Furthermore, in patients who have undergone treatment, the symptoms resolve faster than in those not treated with an antifungal drug. Fluconazole may suppress the immune response, and the risk of hematogenous seeding in primary infection is too low to warrant its use. High complement fixation titers indicate the spread of the disease and the need for treatment.
Fluconazole 400 mg orally once a day or Itraconazole 200 mg orally twice a day should be used to treat mild to moderate non-meningeal extrapulmonary involvement. Alternatives include Voriconazole 200 mg orally or IV (intravenous) twice a day and Posaconazole 400 mg orally twice a day, but these have not been thoroughly studied. For severe illness, Amphotericin B 0.5 to 1 mg/kg IV over two to six hours once a day is administered for four to 12 weeks until the total dose reaches 1 to 3 g, depending upon the severity of the illness.
Amphotericin B lipid formulations are preferred over conventional Amphotericin B. Once patients have been stabilized, they can usually be switched to an oral azole within a few weeks.
To prevent relapse, patients with HIV -associated coccidioidomycosis require maintenance therapy. Fluconazole 200 mg orally once a day or Itraconazole 200 mg orally twice a day is usually sufficient, given until the CD4 cell count is more significant than 250/mcL.

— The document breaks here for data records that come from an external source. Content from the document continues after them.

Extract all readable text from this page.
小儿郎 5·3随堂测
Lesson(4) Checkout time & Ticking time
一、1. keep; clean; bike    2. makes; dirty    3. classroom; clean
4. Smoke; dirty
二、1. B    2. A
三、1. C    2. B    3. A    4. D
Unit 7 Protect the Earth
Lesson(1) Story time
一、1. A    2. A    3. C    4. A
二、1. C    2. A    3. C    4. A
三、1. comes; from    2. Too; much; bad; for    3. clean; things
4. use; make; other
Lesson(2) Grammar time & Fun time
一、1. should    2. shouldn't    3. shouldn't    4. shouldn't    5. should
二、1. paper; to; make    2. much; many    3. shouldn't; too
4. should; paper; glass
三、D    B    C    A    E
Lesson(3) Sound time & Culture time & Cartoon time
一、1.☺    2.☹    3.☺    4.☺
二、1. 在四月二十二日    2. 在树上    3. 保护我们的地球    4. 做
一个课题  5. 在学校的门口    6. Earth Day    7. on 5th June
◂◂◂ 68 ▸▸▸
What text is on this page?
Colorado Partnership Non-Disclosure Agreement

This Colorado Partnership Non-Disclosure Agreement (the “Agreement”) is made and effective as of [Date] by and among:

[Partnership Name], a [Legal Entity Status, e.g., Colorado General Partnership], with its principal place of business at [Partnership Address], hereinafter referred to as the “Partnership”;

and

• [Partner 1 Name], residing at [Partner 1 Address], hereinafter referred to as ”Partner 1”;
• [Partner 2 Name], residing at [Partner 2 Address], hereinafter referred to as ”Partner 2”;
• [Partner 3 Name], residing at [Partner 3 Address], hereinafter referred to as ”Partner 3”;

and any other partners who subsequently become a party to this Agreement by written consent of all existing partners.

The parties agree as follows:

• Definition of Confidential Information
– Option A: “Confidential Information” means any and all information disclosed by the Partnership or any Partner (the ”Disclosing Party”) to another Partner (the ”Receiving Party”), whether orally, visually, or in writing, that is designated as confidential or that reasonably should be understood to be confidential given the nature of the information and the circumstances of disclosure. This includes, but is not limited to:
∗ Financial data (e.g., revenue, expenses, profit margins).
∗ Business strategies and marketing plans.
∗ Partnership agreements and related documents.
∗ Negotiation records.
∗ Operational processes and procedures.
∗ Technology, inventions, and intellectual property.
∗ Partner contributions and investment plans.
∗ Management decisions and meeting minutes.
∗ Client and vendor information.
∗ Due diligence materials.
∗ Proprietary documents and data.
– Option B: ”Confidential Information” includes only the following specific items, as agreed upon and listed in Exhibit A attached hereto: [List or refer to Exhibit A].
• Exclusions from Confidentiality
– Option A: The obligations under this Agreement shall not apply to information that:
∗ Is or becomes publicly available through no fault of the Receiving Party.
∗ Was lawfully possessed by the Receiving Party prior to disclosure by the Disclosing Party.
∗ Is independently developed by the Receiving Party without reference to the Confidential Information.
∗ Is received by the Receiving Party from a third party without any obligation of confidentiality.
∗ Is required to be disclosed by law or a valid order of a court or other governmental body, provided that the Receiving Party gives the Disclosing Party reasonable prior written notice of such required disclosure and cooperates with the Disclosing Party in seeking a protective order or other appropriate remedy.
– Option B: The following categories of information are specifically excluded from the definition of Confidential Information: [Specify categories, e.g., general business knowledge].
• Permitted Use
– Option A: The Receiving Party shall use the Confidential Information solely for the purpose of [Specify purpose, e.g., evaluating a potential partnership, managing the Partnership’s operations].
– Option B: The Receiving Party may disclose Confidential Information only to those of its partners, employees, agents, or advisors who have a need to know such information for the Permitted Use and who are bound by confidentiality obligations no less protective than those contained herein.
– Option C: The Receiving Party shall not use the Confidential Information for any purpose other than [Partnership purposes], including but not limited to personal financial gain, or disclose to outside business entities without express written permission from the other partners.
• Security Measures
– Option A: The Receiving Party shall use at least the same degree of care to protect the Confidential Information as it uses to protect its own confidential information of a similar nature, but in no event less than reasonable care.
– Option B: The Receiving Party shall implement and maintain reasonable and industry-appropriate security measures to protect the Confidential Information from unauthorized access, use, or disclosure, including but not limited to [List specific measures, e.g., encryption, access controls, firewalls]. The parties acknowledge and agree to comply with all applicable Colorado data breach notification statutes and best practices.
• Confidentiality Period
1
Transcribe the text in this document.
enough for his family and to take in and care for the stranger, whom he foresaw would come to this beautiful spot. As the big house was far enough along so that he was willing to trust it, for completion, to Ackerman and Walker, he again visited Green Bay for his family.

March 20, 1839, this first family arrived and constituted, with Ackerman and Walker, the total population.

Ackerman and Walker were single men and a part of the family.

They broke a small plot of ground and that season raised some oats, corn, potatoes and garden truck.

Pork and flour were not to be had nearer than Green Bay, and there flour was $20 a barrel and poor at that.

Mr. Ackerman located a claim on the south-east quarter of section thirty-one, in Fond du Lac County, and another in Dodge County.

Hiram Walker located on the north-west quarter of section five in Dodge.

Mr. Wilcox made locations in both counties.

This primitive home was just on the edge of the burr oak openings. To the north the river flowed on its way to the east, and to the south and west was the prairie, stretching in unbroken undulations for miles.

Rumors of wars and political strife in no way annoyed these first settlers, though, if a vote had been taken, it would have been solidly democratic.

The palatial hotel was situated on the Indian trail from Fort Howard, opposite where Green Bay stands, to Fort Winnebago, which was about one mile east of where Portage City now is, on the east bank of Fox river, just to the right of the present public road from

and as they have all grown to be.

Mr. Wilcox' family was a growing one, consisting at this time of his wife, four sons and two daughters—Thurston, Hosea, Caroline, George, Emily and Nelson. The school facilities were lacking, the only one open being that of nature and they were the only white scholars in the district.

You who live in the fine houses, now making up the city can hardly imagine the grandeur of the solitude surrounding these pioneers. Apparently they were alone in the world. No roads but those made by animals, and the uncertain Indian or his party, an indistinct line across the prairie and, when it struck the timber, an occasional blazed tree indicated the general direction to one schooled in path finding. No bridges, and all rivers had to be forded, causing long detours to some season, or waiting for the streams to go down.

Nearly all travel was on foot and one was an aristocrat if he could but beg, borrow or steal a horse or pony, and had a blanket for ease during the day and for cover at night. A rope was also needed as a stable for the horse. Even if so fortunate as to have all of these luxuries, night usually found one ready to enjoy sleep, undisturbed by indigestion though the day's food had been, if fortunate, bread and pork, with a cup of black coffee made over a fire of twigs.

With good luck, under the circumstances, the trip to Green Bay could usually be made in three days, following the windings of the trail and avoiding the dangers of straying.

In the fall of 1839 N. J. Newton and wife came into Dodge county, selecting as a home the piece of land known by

Fluconazole is used to treat meningeal coccidioidomycosis. The ideal dose is unknown; however, oral doses of 800 to 1200 mg once daily may be more effective than 400 mg daily. Meningeal coccidioidomycosis should be treated for the rest of one's life. In the case of osteomyelitis, the involved bone might be surgically removed as a part of the treatment.
Conclusion:
People with severe lung infections or infections spread to other body parts always require antifungal treatment and may require hospitalization. The course of treatment for these conditions is usually longer than six months. Coccidioidomycosis that progresses to meningitis is fatal if not treated, so lifelong antifungal therapy is required in those cases. The majority of the patients with coccidioidomycosis will recover completely. Long-term lung infections affect a small percentage of the population and can take years to resolve. Coccidioidomycosis can affect the nervous system and cause long-term damage in severe cases. However, this is extremely rare.